Der Sänger der Frankfurter Punkrock-Combo Serum 114 mimt aber nicht nur auf dem Rausschmeißer des neuen Albums "Die Nacht Mein Freund" den Angeschlagenen. Auch Songs wie der eröffnende Titeltrack, die treibende Radiopunknummer "Mein Leben Meine Wahl" und der geschmeidige Mike Ness-Kniefall "Wilde Zeit" beschäftigen sich mit dem nicht immer sorglosen Leben als Stinkefingerzeiger.

Passend zu den Alles-nicht-so-einfach-Anekdoten präsentiert sich auch der musikalische Background eher Moll-lastig und bisweilen von einer gewissen Trägheit geprägt. So richtig zünden nur wenige Songs des Jubi-Albums der Hessen. Es scheint fast so, als gingen Serum 114 nach zehn Jahren im Business so langsam die Ideen aus.

Die Trademarks präsentieren sich mittlerweile so festgefahren, dass man der Band auch nach dem dritten Durchlauf lediglich zur wiederholt gelungensten nationalen Social Distortion-Trittbrettfahrt gratulieren kann. Mehr ist leider nicht drin.

Das Ganze könnte man in puncto Sound und Energie natürlich auch unbearbeitet nach Düsseldorf verschicken. Ohne "Esches" Gesangspuren präsentiert sich hier nämlich das ideale Instrumentalpaket für eine weitere TV Smith-Die Toten Hosen-Kollaboration.

Die Fahne der Stagnation am höchsten hält dabei Frontmann Christian Eschweiler. Monoton, fast schon lustlos kaut der Sänger seine Phrasen breit. Während der Strophen möchte man ihm am liebsten gängige Aufputschmittel verabreichen, so träge und emotionslos hängt er am Mikrofon.
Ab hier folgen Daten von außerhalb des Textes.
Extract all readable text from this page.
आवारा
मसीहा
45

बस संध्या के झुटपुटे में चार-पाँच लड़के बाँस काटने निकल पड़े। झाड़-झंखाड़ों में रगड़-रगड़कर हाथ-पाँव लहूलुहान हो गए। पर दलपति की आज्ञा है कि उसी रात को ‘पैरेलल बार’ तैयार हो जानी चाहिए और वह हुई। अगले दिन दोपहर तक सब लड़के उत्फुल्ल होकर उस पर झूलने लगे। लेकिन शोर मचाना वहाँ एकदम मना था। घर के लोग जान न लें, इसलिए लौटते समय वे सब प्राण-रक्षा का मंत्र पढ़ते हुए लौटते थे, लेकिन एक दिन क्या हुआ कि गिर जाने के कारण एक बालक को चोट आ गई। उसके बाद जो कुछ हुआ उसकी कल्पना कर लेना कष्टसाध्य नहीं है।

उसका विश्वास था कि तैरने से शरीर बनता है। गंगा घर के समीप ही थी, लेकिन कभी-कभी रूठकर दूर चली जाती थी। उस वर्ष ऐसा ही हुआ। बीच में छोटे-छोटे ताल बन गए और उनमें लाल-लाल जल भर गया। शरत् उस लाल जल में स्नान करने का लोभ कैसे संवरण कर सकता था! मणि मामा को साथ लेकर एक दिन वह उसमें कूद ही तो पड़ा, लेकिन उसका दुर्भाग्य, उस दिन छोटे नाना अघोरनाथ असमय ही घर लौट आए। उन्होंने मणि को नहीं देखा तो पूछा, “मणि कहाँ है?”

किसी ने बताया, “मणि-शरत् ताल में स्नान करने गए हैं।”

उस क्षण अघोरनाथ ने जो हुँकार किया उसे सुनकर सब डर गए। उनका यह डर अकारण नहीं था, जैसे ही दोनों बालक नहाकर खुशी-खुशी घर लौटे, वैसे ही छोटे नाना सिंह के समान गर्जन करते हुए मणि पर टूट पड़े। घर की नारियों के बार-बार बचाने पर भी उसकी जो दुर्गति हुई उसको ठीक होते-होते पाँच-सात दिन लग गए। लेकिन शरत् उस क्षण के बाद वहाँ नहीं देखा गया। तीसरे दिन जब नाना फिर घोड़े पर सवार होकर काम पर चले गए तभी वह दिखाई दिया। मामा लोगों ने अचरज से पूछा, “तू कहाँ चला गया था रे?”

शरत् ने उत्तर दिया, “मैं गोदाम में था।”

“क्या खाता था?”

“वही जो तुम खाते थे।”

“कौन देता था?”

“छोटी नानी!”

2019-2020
Erst zum Refrain hin klingelt der Wecker. Guten Morgen! Schön geschlafen, der Herr? Scheinbar schon; denn sobald sich etwas weichgespültere "Bonnie Und Clyde"- und "Don't Take Me For Granted"-Klone wie "Ich Lebe" und "Mein Leben Meine Wahl" von ihren Ketten lösen, tritt auch "Esche" aufs Gaspedal. Bis es so weit ist, ist der Drops aber meist schon gelutscht.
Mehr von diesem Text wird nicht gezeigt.